Speculation abounded as the eligibility requirements were published, but exactly what would be required to submit the application would not be known until the policy took effect. The applicants fell into a frenzy of activity doing all one could to get prepared, and COVID-19 restrictions did not make it any easier. Appointments for permanent residency medicals on Vancouver Island became a scarcity, as did the appointments for the English tests.
Priya and Maria were able to get appointments for their medical and English tests in the second week in June 2021, a full month after the opening date. Getting the police records was a completely different story, but they started the process and hoped that was enough.
As the time grew closer to application opening day, their anxiety grew and grew. The day before the applications were to open, Priya felt unprepared and nervous beyond words. There were so many questions, and uncertainty fueled more and more. Would they have enough time to meet all requirements? How long would it take for the 40,000 applicants to be chosen? Getting all the documents prepared was also costly and may well have been a barrier for many people.
On the morning of May 6, 2021, a huge number of qualified newcomers hoping for permanent residency tried to get their application in online. It was chaos—the site moved slow for some, payments wouldn’t go through for others, and some didn’t have all the documents, so the process couldn’t move forward for them. It was a day of great anxiety.
That afternoon, at 4:48 pm, after trying to complete the process for most of the day, Priya looked at the screen and read: “Your application has been submitted.”
Tears filled her eyes; it felt like a miracle to have the application go through. She had all but given up hope that the pieces would fall into place, and yet they had, right in the nick of time. The weeks leading up to this moment had been gruelling, but now it felt like all the effort and anxiety were worth it. She smiled to herself, knowing she would have her family with her in a few months.
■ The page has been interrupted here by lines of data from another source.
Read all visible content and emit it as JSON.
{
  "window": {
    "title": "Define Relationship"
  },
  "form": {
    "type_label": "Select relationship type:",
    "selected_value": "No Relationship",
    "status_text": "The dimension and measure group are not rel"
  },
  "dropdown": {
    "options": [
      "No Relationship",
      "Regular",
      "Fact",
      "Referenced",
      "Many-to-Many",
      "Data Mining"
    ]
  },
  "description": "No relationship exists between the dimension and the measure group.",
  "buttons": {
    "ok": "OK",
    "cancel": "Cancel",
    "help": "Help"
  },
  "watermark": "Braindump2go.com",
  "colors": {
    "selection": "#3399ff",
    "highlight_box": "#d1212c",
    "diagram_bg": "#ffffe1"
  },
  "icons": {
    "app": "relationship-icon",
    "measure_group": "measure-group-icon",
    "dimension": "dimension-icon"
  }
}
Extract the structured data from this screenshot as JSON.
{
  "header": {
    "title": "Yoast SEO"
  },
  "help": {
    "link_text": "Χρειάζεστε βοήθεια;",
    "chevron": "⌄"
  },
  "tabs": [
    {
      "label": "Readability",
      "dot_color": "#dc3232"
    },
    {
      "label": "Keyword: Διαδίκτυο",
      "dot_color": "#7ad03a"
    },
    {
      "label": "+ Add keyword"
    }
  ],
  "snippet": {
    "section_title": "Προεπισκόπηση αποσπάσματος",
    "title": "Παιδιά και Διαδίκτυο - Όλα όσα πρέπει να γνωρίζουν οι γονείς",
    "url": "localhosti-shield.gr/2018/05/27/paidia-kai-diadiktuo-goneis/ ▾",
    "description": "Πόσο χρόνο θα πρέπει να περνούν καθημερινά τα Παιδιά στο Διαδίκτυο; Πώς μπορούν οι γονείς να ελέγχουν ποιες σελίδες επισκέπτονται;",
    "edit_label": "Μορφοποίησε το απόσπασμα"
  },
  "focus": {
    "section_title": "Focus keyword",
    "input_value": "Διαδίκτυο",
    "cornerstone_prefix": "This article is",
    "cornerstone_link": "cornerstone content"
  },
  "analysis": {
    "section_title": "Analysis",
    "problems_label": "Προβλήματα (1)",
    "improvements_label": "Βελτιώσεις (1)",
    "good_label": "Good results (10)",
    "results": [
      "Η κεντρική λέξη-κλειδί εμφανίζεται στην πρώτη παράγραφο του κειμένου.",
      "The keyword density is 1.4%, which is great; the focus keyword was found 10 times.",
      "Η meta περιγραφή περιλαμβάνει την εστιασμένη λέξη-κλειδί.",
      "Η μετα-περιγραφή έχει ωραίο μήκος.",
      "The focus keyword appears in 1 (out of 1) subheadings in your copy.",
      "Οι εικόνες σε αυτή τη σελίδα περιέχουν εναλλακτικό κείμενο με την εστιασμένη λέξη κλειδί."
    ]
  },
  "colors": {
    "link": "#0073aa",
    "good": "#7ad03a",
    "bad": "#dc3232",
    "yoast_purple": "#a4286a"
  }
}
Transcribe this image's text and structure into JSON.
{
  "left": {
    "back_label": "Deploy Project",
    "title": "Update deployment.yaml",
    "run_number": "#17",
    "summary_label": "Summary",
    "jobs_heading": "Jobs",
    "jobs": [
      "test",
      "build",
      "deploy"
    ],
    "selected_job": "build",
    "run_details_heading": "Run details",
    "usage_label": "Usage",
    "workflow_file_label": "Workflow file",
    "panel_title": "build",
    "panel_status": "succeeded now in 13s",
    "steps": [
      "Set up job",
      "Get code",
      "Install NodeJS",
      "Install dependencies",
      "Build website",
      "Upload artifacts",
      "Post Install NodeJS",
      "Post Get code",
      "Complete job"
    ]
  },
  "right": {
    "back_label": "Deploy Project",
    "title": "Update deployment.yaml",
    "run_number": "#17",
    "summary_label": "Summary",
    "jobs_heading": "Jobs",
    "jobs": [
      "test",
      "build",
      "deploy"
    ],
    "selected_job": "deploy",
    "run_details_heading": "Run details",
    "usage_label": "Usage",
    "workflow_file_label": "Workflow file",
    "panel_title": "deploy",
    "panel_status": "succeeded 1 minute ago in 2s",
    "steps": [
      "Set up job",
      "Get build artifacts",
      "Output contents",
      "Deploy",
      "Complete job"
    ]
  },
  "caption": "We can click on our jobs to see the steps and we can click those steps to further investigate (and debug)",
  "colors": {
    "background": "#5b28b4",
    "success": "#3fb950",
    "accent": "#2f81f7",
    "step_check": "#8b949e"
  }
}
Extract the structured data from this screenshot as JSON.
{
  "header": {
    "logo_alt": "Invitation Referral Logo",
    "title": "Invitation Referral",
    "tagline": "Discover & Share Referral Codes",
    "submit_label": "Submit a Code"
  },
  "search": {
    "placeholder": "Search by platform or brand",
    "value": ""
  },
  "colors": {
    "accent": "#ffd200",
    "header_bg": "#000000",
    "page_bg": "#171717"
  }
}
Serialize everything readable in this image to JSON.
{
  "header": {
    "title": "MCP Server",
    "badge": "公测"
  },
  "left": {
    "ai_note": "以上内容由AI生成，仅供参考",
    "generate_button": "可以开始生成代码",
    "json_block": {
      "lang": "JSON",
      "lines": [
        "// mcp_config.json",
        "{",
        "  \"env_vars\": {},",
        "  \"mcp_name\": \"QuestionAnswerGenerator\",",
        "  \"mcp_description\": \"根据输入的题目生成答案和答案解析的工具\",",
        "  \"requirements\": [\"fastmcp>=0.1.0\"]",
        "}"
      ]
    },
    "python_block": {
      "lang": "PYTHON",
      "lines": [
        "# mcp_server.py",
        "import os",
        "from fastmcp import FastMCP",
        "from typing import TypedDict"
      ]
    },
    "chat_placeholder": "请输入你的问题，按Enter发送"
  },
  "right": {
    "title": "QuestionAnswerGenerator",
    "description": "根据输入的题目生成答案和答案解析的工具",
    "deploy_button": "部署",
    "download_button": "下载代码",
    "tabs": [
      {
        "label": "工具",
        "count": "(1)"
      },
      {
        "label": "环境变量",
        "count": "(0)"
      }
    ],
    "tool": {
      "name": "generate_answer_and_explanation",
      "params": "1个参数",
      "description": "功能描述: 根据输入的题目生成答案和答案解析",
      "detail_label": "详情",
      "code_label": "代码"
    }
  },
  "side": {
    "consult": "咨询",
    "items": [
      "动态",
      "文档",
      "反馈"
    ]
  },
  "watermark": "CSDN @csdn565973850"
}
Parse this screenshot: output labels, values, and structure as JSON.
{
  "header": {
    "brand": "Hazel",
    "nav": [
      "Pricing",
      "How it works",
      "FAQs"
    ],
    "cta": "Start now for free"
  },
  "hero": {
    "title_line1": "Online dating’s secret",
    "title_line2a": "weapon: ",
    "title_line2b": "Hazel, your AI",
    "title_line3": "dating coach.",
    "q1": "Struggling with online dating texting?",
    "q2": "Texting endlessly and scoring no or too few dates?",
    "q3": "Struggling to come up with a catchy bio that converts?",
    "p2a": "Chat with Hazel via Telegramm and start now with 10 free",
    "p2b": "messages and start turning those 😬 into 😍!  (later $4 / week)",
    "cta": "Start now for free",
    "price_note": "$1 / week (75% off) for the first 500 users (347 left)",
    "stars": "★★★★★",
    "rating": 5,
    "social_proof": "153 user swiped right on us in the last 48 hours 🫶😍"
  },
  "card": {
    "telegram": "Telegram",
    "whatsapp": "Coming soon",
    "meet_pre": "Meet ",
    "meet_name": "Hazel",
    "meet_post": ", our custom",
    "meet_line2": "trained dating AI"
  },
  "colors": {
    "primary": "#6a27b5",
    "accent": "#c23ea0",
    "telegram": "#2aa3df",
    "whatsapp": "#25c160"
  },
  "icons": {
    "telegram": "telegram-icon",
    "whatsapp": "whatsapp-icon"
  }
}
All their plans could finally start taking shape. Her husband and her children would be with her once again, and her family would be complete. Finally the pieces seemed to fit. Finally it was all coming together as she took another step forward in her journey as an immigrant.

Priya texted her husband: “Submitted, we did it!” Then she called Maria, who picked up on the third ring.
“Has your application gone through?” Priya asked.
“No, not yet. I’m still trying.”
“What’s wrong?”
“The payment screen has an issue, it seems.”
“Yes, I know; I got that too, but I waited about seven minutes and tried again. Let me know when you have submitted, okay?”
“Will do,” Maria responded, sounding defeated.
Finding the extra funds to pay for medical tests, police records, the English test scores, plus the application fee had not been easy on anyone, but for Maria it had been a real challenge.
At 7:48 pm, Priya got the text from her friend: “Submitted, finally. I’m exhausted. Going to bed.”
Priya responded, “We did it! Now we wait.”
Placing her phone on the night table beside her bed, Priya exhaled and settled into the pillows behind her.
As of press time mid-December 2021, the applicants whose experiences are embedded in this story have not yet heard about the status of their permanent residency applications.